There is now a growing trend of some CEOs actively lobbying for more ambitious government action and regulation on a whole range of social and environmental issues (3), and the reasons are numerous:
Regulation can make it more financially viable to meet market demand and address society’s challenges. Studies and anecdotes abound - social and environmental regulation should increase company profits - in the right balance and if the company takes the opportunity. (4)
Innovation is the product of pressure and hard times. Regulation can create that pressure. The link between environmental or social regulation and innovation is well proven - opportunities are particularly rich in technological innovation. (11)
Regulation can also lower costs - often indirectly but significantly. This benefit can be difficult to measure, and often involves externalities - and because of this, this advantage is often overlooked. In a wider economic example from the USA, benefits of the 1970 Clean Air Act exceed costs by a factor of 30 to 1. The 1990 Clean Air Act Amendments match that ratio: $1 of investments led to $30 in benefits — due to fewer children sick or dying, more productive workers, and healthier environs.
Regulation can create internal alignment and trigger co-ordinated action. While the benefits of pursuing a sustainable agenda might be very clear to one department, it can be hard to get the rest of the business to take notice. The threat of legal action, or taxation, directly impacting the bottom line, can push companies to make necessary changes more quickly.

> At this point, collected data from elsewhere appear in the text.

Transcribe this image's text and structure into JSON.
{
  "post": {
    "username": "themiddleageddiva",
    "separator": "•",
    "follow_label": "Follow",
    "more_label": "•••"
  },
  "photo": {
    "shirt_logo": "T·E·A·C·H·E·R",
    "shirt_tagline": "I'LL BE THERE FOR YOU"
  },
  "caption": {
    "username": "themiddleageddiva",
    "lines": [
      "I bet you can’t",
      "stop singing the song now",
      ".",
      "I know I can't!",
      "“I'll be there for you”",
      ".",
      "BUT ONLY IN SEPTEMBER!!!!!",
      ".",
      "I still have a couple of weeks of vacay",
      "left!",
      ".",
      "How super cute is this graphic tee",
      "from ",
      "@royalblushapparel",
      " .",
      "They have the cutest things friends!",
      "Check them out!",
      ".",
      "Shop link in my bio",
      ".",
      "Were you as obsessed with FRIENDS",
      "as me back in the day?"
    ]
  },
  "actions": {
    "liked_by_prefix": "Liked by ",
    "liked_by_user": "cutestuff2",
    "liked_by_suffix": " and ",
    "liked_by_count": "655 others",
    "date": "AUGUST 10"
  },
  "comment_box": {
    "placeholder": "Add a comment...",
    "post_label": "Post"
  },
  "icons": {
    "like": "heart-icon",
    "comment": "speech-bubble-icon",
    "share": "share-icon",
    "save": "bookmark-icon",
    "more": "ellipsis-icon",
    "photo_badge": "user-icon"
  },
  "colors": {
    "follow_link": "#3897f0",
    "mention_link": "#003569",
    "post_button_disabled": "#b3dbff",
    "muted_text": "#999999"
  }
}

Compliance protects future earnings by avoiding reputation damage. When companies are not compliant, either with mandatory regulation or the common standard of the industry, they stand to take a huge financial hit when this is exposed. And as transparency is only increasing, it is very difficult to hide.

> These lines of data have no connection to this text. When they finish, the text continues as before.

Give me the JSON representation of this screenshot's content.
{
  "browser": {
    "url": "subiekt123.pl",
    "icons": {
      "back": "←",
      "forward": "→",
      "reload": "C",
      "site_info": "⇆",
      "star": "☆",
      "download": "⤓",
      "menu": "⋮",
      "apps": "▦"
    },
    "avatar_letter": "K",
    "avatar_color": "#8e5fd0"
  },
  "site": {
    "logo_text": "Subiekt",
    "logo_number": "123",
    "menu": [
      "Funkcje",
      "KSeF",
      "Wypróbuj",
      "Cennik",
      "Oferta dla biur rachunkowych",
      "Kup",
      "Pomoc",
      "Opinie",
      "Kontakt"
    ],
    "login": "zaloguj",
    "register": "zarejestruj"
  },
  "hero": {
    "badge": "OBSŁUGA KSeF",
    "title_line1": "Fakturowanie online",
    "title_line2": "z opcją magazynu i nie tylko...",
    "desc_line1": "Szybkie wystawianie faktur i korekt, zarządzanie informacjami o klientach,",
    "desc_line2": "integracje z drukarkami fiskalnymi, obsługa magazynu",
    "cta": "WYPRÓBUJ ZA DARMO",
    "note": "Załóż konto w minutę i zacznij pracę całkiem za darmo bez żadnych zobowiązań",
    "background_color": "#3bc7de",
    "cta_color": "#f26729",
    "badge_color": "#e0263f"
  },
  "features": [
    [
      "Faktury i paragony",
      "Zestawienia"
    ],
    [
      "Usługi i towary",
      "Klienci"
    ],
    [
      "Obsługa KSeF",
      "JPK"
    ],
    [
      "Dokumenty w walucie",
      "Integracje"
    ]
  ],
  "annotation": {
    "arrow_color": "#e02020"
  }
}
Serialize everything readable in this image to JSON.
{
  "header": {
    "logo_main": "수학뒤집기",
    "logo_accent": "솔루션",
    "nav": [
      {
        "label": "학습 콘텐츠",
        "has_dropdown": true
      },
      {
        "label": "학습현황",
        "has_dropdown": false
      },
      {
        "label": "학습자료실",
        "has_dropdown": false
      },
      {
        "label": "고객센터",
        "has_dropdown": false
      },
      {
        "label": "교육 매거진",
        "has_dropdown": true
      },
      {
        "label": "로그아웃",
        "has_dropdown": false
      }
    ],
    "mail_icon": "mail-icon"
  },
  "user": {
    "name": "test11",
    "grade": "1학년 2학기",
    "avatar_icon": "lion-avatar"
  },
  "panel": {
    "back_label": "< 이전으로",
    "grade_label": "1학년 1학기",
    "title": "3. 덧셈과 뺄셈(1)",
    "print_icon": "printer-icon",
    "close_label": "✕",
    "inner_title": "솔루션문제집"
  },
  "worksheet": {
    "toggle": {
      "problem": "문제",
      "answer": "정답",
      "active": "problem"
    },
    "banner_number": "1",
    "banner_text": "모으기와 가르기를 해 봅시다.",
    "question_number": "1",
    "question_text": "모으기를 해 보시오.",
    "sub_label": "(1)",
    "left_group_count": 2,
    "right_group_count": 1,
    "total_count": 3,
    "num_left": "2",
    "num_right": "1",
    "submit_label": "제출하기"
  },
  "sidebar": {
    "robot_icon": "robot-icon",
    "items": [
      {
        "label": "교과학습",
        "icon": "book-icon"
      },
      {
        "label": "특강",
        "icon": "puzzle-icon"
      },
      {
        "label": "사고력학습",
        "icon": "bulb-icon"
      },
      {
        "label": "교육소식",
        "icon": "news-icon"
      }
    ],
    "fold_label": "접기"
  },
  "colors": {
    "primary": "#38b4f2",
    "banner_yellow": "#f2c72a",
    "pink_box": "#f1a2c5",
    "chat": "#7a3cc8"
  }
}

How can we figure out what regulations are coming (and where do they come from)?
Regulation usually emerges from international agreements or commitments. While international commitments are not enforceable on their own, they usually spur internal policymakers and industry bodies to design a framework of regulations that would help to achieve the international commitments.
It seems likely regulation will increase. Historically, government intervention increases following a crisis. Governments during the pandemic have imposed wide-ranging public health measures, enacted new regulatory responses and provided massive stimulus, all in a manner without parallel since the Second World War. Many are planning for increased regulation in the coming years. (15)

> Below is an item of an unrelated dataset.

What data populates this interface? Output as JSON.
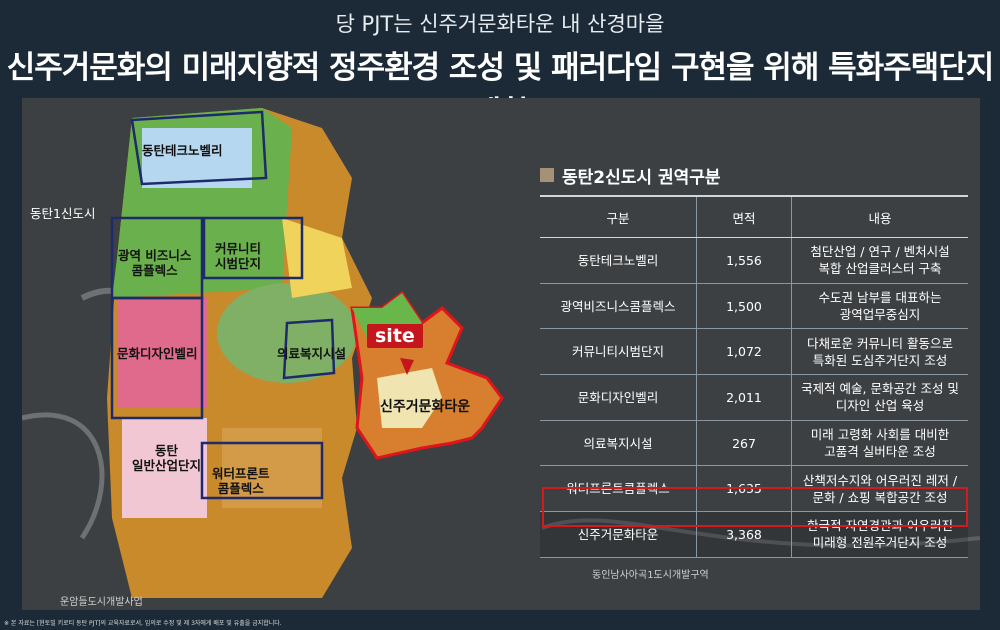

In addition, policymakers are recognizing the critical role that the global financial system can play in sustainability and are holding investors accountable. This will naturally increase pressure on companies for both regulatory compliance and disclosure.
By viewing this as an opportunity, staying ahead of regulation, and getting involved in the policy-making themselves, companies can find huge benefits to the bottom line, and for long-term resilience.